Beteiligungsprozess bringt strategische Leitlinien und erste Umsetzungsschritte

Die Stadt Innsbruck geht mit großen Schritten in Richtung eines neuen Umgangs mit Obdach- und Wohnungslosigkeit. Mit dem fünften Workshop am 4. Juli 2025 wurde der Beteiligungsprozess zum „Aktionsplan zur Umsetzung der in der Erklärung von Lissabon zur Bekämpfung von Obdachlosigkeit festgehaltenen Ziele“ erfolgreich fortgeführt. Im Zentrum stehen die Bereitstellung von bedarfsgerechten und qualitätsvollen Obdachloseneinrichtungen, Prävention von Wohnungslosigkeit, der rasche Zugang zu Wohnraum und der Schutz der Menschenwürde – zentrale Anliegen, zu denen sich die Tiroler Landeshauptstadt im Zukunftsvertrag 2024-2030 klar bekennt.

Ein Prozess mit Struktur und Ziel
Seit der Auftaktveranstaltung im Februar 2025 wurden fünf aufeinander aufbauende Workshops durchgeführt – jeder mit klar definiertem Fokus: Der erste Workshop im März widmete sich der Erhebung der Ausgangslage. Themen waren die allgemeine Reflexion zur Obdachlosigkeit in Innsbruck, die Qualität bestehender Einrichtungen sowie die Bedarfe von KlientInnen und Betreuungspersonal. Auch die Zusammenarbeit mit relevanten Stakeholdern wurde reflektiert. In den zweiten und dritten Workshops im April und Mai wurde gemeinsam ein wünschenswerter SOLL-Zustand erarbeitet. Aufbauend auf der Erklärung von Lissabon und der „Homeless Bill of Rights“ als Leitbild, wurden zentrale Prinzipien festgelegt – darunter ein menschenwürdiges, flexibles Unterbringungssystem, das kontinuierliche Betreuung bietet – sowohl sozialarbeiterische als auch medizinische – und klare Übergänge in dauerhaftes Wohnen schafft. Eine zentrale Koordinationsstelle sowie verbindliche Qualitätsstandards werden als unerlässlich angesehen.

Die Workshops vier und fünf (Juni und Juli) standen schließlich unter dem Leitsatz: „Wie kommen wir dorthin?“. Ziel war es, konkrete Maßnahmen zu entwickeln, die den Übergang vom Ist- zum Soll-Zustand ermöglichen. Erstmals wurde der Beteiligungsprozess in fünf inhaltliche Themenbereiche – sogenannte Cluster – gegliedert, die anschließend systematisch bearbeitet wurden.

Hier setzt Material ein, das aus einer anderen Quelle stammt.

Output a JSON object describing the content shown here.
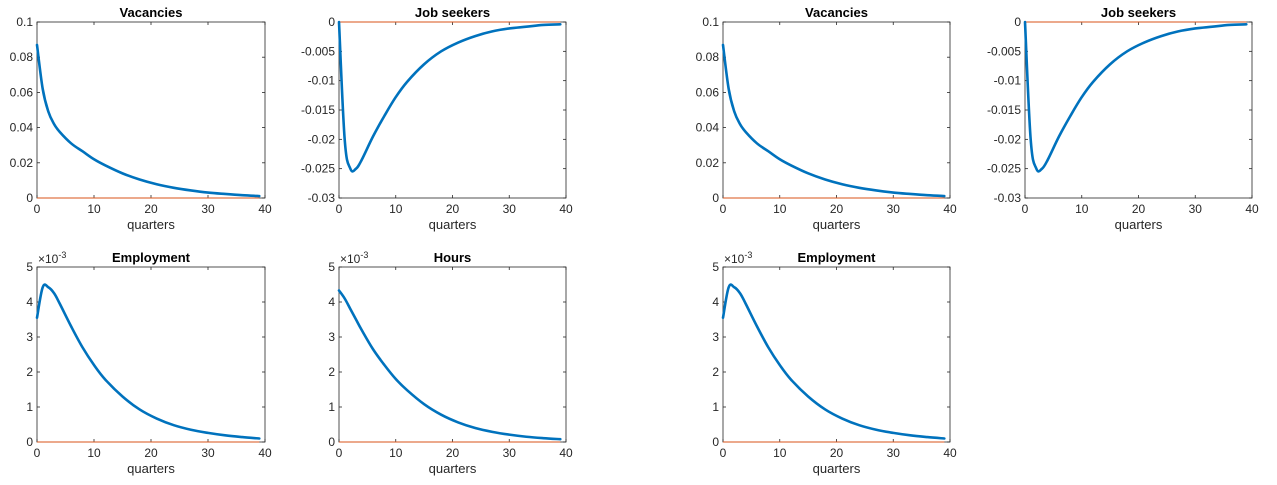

„Innsbruck steht für eine Stadt der Menschenwürde“, betont der für Soziales zuständige Vizebürgermeister Georg Willi und führt weiter aus: „Dieser Beteiligungsprozess zeigt eindrucksvoll, was möglich ist, wenn Menschen aus Praxis, Verwaltung, Wissenschaft und Politik gemeinsam an einem Ziel arbeiten. In kurzer Zeit ist es gelungen, zentrale Herausforderungen klar zu benennen und erste Lösungen zu entwickeln. Unser Anspruch ist es, obdach- und wohnungslosen Menschen frühzeitig Unterstützung zu bieten – mit konkreten Angeboten, die wirken und ankommen.“

Beim Juli-Workshop standen Themenblöcke wie Mobilität & Infrastruktur sowie Personal und Arbeitsbedingungen auf der Agenda.
Beim Juli-Workshop standen Themenblöcke wie Mobilität & Infrastruktur sowie Personal und Arbeitsbedingungen auf der Agenda.

Vom Konzept zur Praxis
Inhaltlich reicht die Bandbreite der bisherigen Ergebnisse von baulichen Mindeststandards für Unterkünfte über zielgruppenspezifische Angebote bis hin zu strukturellen Fragen wie Personalbedarf, Koordination und Stadtplanung. So wurden etwa Einzelzimmer mit Koch- und Sanitärmöglichkeit als Mindeststandard definiert, ebenso wie ganztägig geöffnete, klein strukturierte Unterkünfte.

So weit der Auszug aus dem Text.